Controlling the Bleeding

Treatment has two parallel goals: stop any active bleeding and eliminate the antibodies causing the problem. For acute bleeding episodes, standard factor VIII replacement (the treatment used in inherited hemophilia) often doesn’t work well because the inhibitor antibodies simply neutralize any factor VIII that’s infused. Instead, doctors use “bypassing agents,” medications that activate the clotting cascade through an alternate route, sidestepping the blocked factor VIII step entirely. These agents can be effective at controlling hemorrhage even when factor VIII is completely knocked out.

The choice of bypassing agent and the urgency of treatment depend on the location and severity of bleeding. Mild skin bruising may not require hemostatic treatment at all, while muscle bleeding, surgical bleeding, or retroperitoneal hemorrhage can be life-threatening and needs immediate intervention.

Eliminating the Antibodies

Stopping the bleeding buys time, but the long-term solution is suppressing the immune response that created the antibodies in the first place. This is done with immunosuppressive therapy, typically steroids alone or steroids combined with a second immune-suppressing medication. The goal is to bring the inhibitor titer down to zero and allow factor VIII levels to recover.

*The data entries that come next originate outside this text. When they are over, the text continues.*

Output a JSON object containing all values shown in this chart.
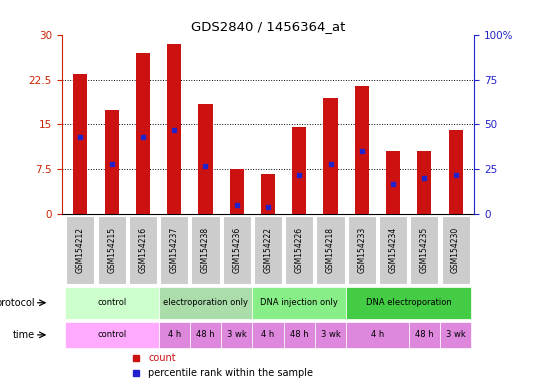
{
  "title": "GDS2840 / 1456364_at",
  "samples": [
    "GSM154212",
    "GSM154215",
    "GSM154216",
    "GSM154237",
    "GSM154238",
    "GSM154236",
    "GSM154222",
    "GSM154226",
    "GSM154218",
    "GSM154233",
    "GSM154234",
    "GSM154235",
    "GSM154230"
  ],
  "counts": [
    23.5,
    17.5,
    27.0,
    28.5,
    18.5,
    7.5,
    6.8,
    14.5,
    19.5,
    21.5,
    10.5,
    10.5,
    14.0
  ],
  "percentiles": [
    43,
    28,
    43,
    47,
    27,
    5,
    4,
    22,
    28,
    35,
    17,
    20,
    22
  ],
  "bar_color": "#cc1111",
  "percentile_color": "#2222cc",
  "ylim_left": [
    0,
    30
  ],
  "ylim_right": [
    0,
    100
  ],
  "yticks_left": [
    0,
    7.5,
    15,
    22.5,
    30
  ],
  "ytick_labels_left": [
    "0",
    "7.5",
    "15",
    "22.5",
    "30"
  ],
  "yticks_right": [
    0,
    25,
    50,
    75,
    100
  ],
  "ytick_labels_right": [
    "0",
    "25",
    "50",
    "75",
    "100%"
  ],
  "left_axis_color": "#cc2200",
  "right_axis_color": "#2222cc",
  "protocol_row": [
    {
      "label": "control",
      "start": 0,
      "end": 3,
      "color": "#ccffcc"
    },
    {
      "label": "electroporation only",
      "start": 3,
      "end": 6,
      "color": "#aaddaa"
    },
    {
      "label": "DNA injection only",
      "start": 6,
      "end": 9,
      "color": "#88ee88"
    },
    {
      "label": "DNA electroporation",
      "start": 9,
      "end": 13,
      "color": "#44cc44"
    }
  ],
  "time_row": [
    {
      "label": "control",
      "start": 0,
      "end": 3,
      "color": "#ffaaff"
    },
    {
      "label": "4 h",
      "start": 3,
      "end": 4,
      "color": "#dd88dd"
    },
    {
      "label": "48 h",
      "start": 4,
      "end": 5,
      "color": "#dd88dd"
    },
    {
      "label": "3 wk",
      "start": 5,
      "end": 6,
      "color": "#dd88dd"
    },
    {
      "label": "4 h",
      "start": 6,
      "end": 7,
      "color": "#dd88dd"
    },
    {
      "label": "48 h",
      "start": 7,
      "end": 8,
      "color": "#dd88dd"
    },
    {
      "label": "3 wk",
      "start": 8,
      "end": 9,
      "color": "#dd88dd"
    },
    {
      "label": "4 h",
      "start": 9,
      "end": 11,
      "color": "#dd88dd"
    },
    {
      "label": "48 h",
      "start": 11,
      "end": 12,
      "color": "#dd88dd"
    },
    {
      "label": "3 wk",
      "start": 12,
      "end": 13,
      "color": "#dd88dd"
    }
  ],
  "tick_bg_color": "#cccccc",
  "legend_count_color": "#cc1111",
  "legend_percentile_color": "#2222cc",
  "bar_width": 0.45
}
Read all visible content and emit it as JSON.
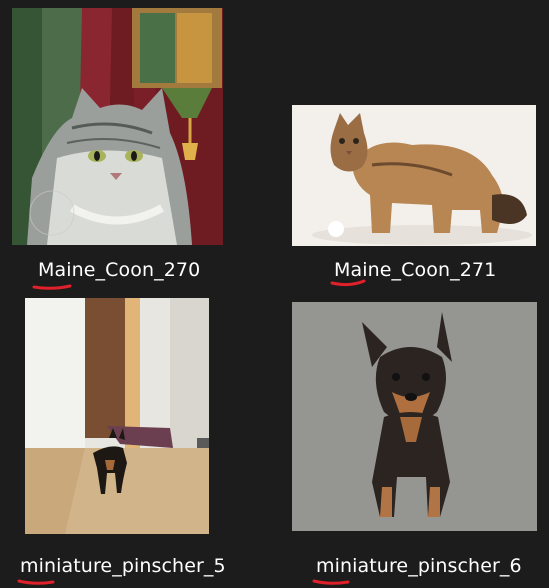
{
  "files": [
    {
      "name": "Maine_Coon_270",
      "thumbnail": "gray-tabby-cat-painting"
    },
    {
      "name": "Maine_Coon_271",
      "thumbnail": "brown-tabby-cat-photo"
    },
    {
      "name": "miniature_pinscher_5",
      "thumbnail": "small-dog-in-hallway-photo"
    },
    {
      "name": "miniature_pinscher_6",
      "thumbnail": "min-pin-on-carpet-photo"
    }
  ],
  "annotation_color": "#e0202a",
  "background_color": "#1c1c1c"
}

When an underlying condition is identified, such as an autoimmune disease or cancer, treating that condition can sometimes help resolve the inhibitor as well. Postpartum cases tend to carry a better prognosis, with some resolving on their own or responding quickly to treatment. In cases where the standard approach fails, additional immunosuppressive strategies are available, though treatment can take weeks to months to fully eradicate the antibodies.

Prognosis and Risks

Acquired hemophilia carries significant risks even with treatment. Mortality varies widely depending on the patient population. Pregnancy-associated cases have a mortality rate around 4%, while in older patients with other health conditions, historical mortality rates have been reported as high as 42%. More recent data suggest that earlier recognition and better treatment options are improving survival, with some studies reporting overall mortality closer to 4%.

Importantly, bleeding itself is not always the leading cause of death. In one population-based study, the most common cause of death was sepsis related to the toxicity of immunosuppressive treatment, not hemorrhage. This reflects the difficult balance clinicians face: the medications needed to eliminate the antibodies can themselves cause serious complications, particularly in elderly patients who may already be frail. Bleeding and cancer-related deaths accounted for smaller fractions of overall mortality in the same study.

For patients whose inhibitors are successfully eradicated, the outlook is considerably better, though relapses can occur. Ongoing monitoring of factor VIII levels and inhibitor titers after remission helps catch any recurrence early.